Debating language use and politics

In the CELSA Language Exchange, we do our best to help people learn the correct way of speaking whichever language they’re studying. However, it is also true that languages are living things that change over time and vary among different cultural groups.

In linguistics, there is something of a battle line between two perspectives: “descriptivists” focus on describing how language is actually used, while “prescriptivists” are primarily concerned with encouraging proper usage and adherence to rules. The New York Times recently featured a fascinating debate between two authors — Robert Lane Greene and Bryan A. Garner on either side of that divide.
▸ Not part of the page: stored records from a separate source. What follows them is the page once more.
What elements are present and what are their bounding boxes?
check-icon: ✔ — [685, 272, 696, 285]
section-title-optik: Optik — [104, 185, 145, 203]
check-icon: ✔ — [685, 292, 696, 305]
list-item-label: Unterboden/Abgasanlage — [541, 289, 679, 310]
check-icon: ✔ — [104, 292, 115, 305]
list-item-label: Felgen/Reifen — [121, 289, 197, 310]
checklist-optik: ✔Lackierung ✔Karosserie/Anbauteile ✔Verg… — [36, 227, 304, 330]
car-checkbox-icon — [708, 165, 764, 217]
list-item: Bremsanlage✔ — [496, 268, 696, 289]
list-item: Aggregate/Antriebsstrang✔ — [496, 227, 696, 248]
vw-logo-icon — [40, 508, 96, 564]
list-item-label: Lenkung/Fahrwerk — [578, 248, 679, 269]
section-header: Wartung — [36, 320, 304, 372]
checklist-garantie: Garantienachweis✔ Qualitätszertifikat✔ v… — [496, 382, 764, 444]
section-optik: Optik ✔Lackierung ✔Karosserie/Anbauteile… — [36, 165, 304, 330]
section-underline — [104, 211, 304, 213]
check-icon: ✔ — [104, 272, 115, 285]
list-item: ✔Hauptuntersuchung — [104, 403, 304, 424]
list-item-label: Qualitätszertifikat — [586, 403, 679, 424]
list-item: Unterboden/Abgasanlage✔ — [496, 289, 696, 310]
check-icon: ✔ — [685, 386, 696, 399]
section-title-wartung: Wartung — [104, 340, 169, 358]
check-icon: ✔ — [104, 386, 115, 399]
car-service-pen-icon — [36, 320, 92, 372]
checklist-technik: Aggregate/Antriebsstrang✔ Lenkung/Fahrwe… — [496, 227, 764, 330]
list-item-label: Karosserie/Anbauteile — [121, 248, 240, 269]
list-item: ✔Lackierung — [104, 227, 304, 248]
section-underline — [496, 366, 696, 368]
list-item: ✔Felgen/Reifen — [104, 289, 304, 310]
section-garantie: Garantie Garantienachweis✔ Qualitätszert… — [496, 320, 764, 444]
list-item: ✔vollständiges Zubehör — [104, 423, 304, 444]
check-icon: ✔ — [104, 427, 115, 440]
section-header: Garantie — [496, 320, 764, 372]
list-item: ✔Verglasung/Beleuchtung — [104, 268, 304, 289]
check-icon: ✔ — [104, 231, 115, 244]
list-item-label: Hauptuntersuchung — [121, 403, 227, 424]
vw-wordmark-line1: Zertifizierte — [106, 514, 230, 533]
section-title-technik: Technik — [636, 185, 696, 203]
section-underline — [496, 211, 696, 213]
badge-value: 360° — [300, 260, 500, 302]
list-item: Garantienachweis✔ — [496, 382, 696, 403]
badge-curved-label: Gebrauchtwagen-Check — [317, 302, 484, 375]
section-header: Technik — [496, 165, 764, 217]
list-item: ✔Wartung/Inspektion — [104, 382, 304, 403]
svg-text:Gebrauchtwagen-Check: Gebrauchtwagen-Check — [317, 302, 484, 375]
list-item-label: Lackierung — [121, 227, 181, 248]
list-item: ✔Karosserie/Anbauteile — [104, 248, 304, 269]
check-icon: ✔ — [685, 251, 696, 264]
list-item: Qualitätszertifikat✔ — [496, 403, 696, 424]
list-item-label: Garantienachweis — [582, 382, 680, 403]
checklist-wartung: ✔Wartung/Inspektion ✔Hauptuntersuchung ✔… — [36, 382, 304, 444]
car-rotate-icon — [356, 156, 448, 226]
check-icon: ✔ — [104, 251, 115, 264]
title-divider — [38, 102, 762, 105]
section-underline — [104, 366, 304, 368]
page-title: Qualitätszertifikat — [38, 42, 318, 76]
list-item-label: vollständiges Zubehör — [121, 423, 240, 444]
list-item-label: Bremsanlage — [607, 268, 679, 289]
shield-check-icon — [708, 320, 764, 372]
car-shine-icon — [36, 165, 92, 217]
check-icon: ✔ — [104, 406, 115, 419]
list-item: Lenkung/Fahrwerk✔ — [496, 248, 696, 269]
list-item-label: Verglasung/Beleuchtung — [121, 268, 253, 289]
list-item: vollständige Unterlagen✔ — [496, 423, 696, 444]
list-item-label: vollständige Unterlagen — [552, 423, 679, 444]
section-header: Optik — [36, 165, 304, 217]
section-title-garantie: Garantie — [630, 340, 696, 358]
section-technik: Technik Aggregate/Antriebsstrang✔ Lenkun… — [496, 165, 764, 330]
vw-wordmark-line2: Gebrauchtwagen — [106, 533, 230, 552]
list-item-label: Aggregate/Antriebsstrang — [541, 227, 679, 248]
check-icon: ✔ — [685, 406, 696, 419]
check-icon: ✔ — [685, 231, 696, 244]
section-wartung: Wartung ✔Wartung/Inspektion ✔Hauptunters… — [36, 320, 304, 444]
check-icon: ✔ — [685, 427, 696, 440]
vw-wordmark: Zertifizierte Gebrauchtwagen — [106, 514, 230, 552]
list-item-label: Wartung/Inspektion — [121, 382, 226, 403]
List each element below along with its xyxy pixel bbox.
Greene suggests that “The usage books of the past hundred years, written by prescriptivists, very often prescribe rules that I don’t believe are part of standard English.” Garner, on the other hand, defends the notion that one of the roles of linguistics is to offer guidance to literate people who want to use language properly. “Guidance about good English gets equated with genital mutilations,” he complains.
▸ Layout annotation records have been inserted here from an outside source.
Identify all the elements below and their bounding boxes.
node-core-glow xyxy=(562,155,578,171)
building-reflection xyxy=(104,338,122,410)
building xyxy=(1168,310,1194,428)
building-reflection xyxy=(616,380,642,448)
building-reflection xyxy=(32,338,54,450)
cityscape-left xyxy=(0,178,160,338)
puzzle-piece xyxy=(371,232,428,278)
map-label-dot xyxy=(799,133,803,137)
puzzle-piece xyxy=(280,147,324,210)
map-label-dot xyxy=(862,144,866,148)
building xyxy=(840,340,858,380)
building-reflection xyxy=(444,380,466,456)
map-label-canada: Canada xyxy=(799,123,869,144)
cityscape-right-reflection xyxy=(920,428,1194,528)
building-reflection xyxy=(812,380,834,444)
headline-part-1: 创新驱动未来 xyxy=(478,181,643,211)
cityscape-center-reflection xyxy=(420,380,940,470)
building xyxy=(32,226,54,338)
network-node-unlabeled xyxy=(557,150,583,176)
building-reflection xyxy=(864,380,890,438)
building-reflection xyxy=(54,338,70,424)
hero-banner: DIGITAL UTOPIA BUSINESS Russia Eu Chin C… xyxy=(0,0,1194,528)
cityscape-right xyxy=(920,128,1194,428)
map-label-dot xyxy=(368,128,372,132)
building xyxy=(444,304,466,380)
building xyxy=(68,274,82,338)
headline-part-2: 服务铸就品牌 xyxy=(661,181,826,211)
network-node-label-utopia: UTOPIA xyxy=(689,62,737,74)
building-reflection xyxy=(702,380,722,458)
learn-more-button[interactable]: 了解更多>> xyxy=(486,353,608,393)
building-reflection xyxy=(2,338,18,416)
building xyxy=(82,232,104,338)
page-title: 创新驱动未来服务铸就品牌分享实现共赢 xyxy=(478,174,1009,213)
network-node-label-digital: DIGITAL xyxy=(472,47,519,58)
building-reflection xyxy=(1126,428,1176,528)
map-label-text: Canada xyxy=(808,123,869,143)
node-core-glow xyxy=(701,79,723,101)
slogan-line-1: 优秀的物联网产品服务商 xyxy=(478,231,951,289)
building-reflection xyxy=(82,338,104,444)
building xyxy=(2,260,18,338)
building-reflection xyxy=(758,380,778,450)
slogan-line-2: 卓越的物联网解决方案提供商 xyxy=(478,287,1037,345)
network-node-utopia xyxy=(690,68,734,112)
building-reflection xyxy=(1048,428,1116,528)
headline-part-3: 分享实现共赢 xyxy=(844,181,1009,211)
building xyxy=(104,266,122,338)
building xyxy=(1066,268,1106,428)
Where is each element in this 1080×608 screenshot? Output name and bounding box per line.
Such debates aren’t mere academic posturing — they have political and social consequences. Two prominent American scholars, H. Samy Alim and Geneva Smitherman, waded into the racial politics of American English usage in a New York Times column. In particular, they discuss President Barack Obama’s “linguistic flexibility,” which allows him to switch his syntax based on his audience.
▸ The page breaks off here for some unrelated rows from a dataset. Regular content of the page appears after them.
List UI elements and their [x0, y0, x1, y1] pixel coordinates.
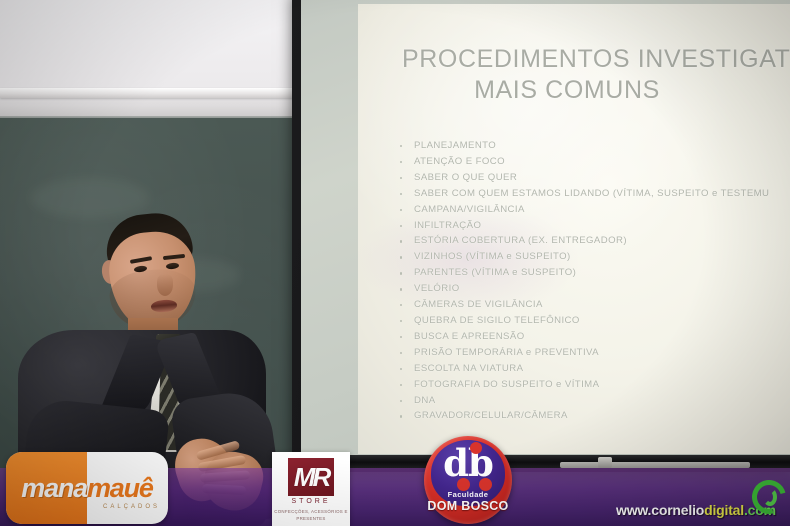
slide-bullet: QUEBRA DE SIGILO TELEFÔNICO [396, 313, 790, 329]
manamaue-word-2: mauê [87, 473, 153, 504]
dom-bosco-name: DOM BOSCO [424, 499, 512, 513]
slide-title: PROCEDIMENTOS INVESTIGATÓRIO MAIS COMUNS [402, 44, 790, 106]
slide-bullet: CAMPANA/VIGILÂNCIA [396, 202, 790, 218]
dom-bosco-dot [470, 442, 482, 454]
manamaue-word-1: mana [21, 473, 87, 504]
slide-bullet: CÂMERAS DE VIGILÂNCIA [396, 297, 790, 313]
swirl-tail [763, 488, 777, 506]
presenter-nose [157, 274, 173, 296]
presentation-photo: PROCEDIMENTOS INVESTIGATÓRIO MAIS COMUNS… [0, 0, 790, 526]
slide-bullet: VELÓRIO [396, 281, 790, 297]
slide-bullet: SABER O QUE QUER [396, 170, 790, 186]
slide-title-line2: MAIS COMUNS [402, 75, 732, 106]
manamaue-tagline: CALÇADOS [6, 504, 160, 510]
slide-bullet: DNA [396, 393, 790, 409]
slide: PROCEDIMENTOS INVESTIGATÓRIO MAIS COMUNS… [358, 4, 790, 454]
slide-bullet: PARENTES (VÍTIMA e SUSPEITO) [396, 265, 790, 281]
mr-store-logo: MR STORE CONFECÇÕES, ACESSÓRIOS E PRESEN… [272, 452, 350, 526]
slide-bullet: PLANEJAMENTO [396, 138, 790, 154]
slide-bullet: VIZINHOS (VÍTIMA e SUSPEITO) [396, 249, 790, 265]
slide-bullet: ESCOLTA NA VIATURA [396, 361, 790, 377]
screen-roller-knob [598, 457, 612, 468]
manamaue-wordmark: manamauê [6, 452, 168, 524]
slide-bullet: FOTOGRAFIA DO SUSPEITO e VÍTIMA [396, 377, 790, 393]
slide-bullet: SABER COM QUEM ESTAMOS LIDANDO (VÍTIMA, … [396, 186, 790, 202]
slide-bullet-list: PLANEJAMENTO ATENÇÃO E FOCO SABER O QUE … [396, 138, 790, 424]
mr-store-name: STORE [272, 498, 350, 505]
dom-bosco-monogram: db [431, 445, 505, 481]
back-wall [0, 0, 300, 120]
dom-bosco-kicker: Faculdade [424, 490, 512, 499]
slide-bullet: ATENÇÃO E FOCO [396, 154, 790, 170]
slide-bullet: INFILTRAÇÃO [396, 218, 790, 234]
slide-title-line1: PROCEDIMENTOS INVESTIGATÓRIO [402, 45, 790, 73]
slide-bullet: PRISÃO TEMPORÁRIA e PREVENTIVA [396, 345, 790, 361]
watermark-part-www: www. [616, 502, 651, 518]
mr-monogram: MR [288, 458, 334, 496]
watermark-part-cornelio: cornelio [651, 502, 704, 518]
slide-bullet: BUSCA E APREENSÃO [396, 329, 790, 345]
slide-bullet: GRAVADOR/CELULAR/CÂMERA [396, 408, 790, 424]
watermark-part-digital: digital [704, 502, 744, 518]
dom-bosco-logo: db Faculdade DOM BOSCO [424, 436, 512, 524]
cornelio-swirl-icon [752, 480, 786, 514]
manamaue-logo: manamauê CALÇADOS [6, 452, 168, 524]
wall-trim [0, 88, 300, 98]
slide-bullet: ESTÓRIA COBERTURA (EX. ENTREGADOR) [396, 233, 790, 249]
mr-store-tagline: CONFECÇÕES, ACESSÓRIOS E PRESENTES [272, 509, 350, 522]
While Obama’s ability to alter his speaking styles has drawn criticism, Alim and Smitherman maintain it is a strength that will have long-standing implications. They wrote:

“In a multiethnic, multicultural America where Hispanics are the largest ethnic minority and Asians are the fastest-growing minority, national politicians also will have to be fluent in multiple ways of speaking. For too long, sounding presidential meant sounding like a white, middle- or upper-class straight man (with modest leeway for regional accents). In 2012 and beyond, it’s going to take a lot more than that to win over the hearts and minds — and ears — of the American people.”